Enfin, rappelant que le taux de création d’entreprises au Luxembourg est en dessous des 10% (un niveau atteint par de nombreux autres pays européens), «ce qui limite les mutations structurelles de l’économie et les possibilités d’augmenter le degré de concurrence, avec des effets induits sur l’essor de la productivité», Idea souhaite que soient levés les obstacles à la création d’entreprises et soit modernisé le cadre de l’emploi public. «Une politique d’enseignement (scolaire et universitaire) qui valorise la culture de l’entrepreneuriat est également un levier sur lequel miser», estime le think tank.

Mieux concentrer la R&D

En matière de R&D et de développement économique, Idea rappelle que le Luxembourg est considéré comme «suiveur de l’innovation» et aux portes du groupe des «champions de l’innovation» dans le tableau de bord de l’innovation de l’Union européenne, mais rappelle aussi que les dépenses totales consacrées à la R&D (1,5% du PIB) «y sont largement inférieures aux niveaux belge (2%), français (2,2%), allemand (2,8%) ou des pays nordiques (3,2% en moyenne).

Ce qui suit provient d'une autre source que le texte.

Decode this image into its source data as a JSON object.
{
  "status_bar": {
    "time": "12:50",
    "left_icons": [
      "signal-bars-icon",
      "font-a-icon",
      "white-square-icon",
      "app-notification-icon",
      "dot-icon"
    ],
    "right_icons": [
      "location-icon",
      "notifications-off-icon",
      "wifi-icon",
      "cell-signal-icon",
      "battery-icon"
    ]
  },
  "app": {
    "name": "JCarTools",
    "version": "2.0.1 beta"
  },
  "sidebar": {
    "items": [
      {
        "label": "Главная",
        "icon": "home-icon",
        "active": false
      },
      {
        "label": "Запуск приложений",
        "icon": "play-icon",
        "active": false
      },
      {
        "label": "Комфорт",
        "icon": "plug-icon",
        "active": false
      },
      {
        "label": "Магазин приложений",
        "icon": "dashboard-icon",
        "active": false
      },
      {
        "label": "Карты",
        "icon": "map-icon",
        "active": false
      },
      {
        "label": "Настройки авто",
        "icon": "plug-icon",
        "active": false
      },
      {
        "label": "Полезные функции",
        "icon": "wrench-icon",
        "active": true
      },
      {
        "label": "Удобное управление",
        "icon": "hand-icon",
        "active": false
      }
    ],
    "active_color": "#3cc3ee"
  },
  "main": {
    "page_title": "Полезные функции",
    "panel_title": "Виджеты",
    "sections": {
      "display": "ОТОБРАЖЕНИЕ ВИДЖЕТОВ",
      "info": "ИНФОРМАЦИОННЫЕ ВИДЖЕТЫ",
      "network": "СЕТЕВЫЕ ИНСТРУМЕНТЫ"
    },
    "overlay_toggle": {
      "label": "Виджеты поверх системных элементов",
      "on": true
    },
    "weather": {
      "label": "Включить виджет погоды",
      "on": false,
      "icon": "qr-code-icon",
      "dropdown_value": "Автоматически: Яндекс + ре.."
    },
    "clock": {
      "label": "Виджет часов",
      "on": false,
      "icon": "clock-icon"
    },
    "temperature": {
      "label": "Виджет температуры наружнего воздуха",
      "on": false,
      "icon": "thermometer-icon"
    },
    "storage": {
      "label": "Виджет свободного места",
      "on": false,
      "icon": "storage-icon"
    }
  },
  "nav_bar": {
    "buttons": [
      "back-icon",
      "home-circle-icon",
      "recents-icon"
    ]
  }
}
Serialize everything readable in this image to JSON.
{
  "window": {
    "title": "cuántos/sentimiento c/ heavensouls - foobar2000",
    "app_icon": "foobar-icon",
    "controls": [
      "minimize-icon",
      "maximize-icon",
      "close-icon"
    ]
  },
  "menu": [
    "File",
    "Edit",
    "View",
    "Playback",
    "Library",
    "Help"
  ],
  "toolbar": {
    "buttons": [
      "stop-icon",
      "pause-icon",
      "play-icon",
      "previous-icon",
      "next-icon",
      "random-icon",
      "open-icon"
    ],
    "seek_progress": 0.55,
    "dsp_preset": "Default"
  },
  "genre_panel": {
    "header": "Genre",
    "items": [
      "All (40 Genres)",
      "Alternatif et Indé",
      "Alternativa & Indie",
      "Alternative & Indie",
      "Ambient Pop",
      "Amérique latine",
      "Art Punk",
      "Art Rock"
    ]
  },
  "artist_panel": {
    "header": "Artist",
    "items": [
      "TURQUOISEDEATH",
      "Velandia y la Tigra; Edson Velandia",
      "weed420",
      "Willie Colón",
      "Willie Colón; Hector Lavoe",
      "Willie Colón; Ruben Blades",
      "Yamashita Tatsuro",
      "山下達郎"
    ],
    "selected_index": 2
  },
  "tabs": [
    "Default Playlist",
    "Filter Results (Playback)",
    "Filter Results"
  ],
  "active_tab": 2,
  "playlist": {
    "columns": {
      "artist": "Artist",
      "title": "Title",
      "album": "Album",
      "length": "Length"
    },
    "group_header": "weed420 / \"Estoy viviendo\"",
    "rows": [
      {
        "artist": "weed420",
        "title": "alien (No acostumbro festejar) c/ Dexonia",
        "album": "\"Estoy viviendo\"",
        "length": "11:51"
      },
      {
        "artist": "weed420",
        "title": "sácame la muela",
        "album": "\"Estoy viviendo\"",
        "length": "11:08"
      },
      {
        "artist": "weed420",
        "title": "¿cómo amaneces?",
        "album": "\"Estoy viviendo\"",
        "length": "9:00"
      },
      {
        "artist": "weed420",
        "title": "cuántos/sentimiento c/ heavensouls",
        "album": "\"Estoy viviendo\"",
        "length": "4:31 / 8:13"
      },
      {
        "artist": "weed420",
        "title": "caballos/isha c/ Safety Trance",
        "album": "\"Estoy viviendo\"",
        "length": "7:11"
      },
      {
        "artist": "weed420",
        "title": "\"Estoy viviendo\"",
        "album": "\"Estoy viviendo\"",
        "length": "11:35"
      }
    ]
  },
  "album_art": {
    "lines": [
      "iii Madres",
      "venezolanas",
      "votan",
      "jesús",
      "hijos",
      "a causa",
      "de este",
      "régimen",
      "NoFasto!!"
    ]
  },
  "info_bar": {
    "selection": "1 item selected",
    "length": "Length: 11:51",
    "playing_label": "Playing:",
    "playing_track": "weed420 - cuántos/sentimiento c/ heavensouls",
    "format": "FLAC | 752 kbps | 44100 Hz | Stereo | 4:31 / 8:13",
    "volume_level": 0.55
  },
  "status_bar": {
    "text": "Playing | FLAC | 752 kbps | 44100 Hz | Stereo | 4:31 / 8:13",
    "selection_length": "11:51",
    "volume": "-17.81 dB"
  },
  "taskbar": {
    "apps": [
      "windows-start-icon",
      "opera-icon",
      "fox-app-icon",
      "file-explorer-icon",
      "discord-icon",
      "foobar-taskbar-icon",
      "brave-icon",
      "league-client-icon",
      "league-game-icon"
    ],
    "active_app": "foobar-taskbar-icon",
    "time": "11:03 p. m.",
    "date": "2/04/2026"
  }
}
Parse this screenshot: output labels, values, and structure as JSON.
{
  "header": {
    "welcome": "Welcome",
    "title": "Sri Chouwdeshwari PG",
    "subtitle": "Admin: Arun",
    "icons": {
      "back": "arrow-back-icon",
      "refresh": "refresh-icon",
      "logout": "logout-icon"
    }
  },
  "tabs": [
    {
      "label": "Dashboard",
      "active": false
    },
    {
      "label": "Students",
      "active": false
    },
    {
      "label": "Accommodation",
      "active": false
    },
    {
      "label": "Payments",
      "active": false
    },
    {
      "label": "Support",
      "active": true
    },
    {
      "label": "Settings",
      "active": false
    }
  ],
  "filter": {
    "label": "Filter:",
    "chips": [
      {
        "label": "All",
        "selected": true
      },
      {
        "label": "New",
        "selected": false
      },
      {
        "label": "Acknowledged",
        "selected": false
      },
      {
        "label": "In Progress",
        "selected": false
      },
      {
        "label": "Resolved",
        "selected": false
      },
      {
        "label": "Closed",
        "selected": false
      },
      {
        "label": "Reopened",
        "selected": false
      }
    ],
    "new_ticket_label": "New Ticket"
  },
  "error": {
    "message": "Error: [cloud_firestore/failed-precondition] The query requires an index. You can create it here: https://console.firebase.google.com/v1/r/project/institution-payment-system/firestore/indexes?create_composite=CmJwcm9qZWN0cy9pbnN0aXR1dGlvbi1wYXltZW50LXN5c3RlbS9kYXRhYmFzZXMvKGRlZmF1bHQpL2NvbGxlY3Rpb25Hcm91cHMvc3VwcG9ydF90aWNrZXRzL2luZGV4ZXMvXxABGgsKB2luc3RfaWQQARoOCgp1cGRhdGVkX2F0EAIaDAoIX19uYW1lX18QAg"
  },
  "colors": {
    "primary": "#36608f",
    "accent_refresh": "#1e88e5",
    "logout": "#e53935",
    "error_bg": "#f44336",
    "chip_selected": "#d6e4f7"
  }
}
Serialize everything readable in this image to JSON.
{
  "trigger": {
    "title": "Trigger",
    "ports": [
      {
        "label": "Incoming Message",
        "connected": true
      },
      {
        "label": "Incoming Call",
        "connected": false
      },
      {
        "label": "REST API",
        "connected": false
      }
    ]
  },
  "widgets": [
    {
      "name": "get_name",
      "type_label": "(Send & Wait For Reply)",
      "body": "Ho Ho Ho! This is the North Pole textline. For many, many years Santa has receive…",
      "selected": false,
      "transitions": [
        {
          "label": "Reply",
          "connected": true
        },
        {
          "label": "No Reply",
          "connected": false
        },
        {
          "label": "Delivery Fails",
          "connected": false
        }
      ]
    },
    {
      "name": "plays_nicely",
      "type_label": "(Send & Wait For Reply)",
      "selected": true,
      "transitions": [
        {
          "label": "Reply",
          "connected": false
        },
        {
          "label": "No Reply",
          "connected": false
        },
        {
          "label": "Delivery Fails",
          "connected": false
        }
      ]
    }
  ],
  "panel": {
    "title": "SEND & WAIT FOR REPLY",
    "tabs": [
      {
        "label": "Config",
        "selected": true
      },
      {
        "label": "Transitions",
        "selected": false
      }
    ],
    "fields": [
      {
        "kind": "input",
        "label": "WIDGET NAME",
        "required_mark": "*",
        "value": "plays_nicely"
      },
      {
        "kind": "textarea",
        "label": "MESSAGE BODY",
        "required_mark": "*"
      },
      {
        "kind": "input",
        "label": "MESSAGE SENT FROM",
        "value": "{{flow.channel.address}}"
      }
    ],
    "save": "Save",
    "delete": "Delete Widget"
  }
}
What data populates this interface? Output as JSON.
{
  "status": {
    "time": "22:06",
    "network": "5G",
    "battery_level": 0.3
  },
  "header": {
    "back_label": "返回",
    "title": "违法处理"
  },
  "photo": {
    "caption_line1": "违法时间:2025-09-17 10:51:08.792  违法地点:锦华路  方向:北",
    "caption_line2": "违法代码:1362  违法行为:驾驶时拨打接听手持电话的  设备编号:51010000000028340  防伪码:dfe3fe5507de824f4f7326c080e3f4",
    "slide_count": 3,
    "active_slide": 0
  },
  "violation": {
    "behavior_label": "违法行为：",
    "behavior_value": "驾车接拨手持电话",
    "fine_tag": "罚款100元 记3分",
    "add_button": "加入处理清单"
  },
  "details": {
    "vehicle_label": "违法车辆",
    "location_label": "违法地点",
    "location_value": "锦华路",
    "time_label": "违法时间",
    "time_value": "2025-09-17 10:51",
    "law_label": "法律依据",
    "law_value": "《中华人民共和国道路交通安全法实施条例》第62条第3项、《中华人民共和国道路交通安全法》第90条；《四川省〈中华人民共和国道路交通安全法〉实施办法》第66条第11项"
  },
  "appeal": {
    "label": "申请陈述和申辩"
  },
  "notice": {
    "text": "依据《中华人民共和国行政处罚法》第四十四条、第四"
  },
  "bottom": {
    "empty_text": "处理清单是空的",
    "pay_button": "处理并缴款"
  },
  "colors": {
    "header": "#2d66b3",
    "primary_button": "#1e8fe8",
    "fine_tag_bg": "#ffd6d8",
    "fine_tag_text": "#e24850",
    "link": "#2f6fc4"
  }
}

Et de trouver «opportun», par ailleurs, de sortir de la logique de «multiplication» des secteurs technologiques ciblés et de, plutôt, se concentrer sur un nombre restreint de secteurs dans lesquels le Luxembourg entend devenir leader.

«Le développement des activités entrepreneuriales et de R&D sont deux sources traditionnelles d’innovation, et donc de productivité», rappelle Idea en conclusion de son blog.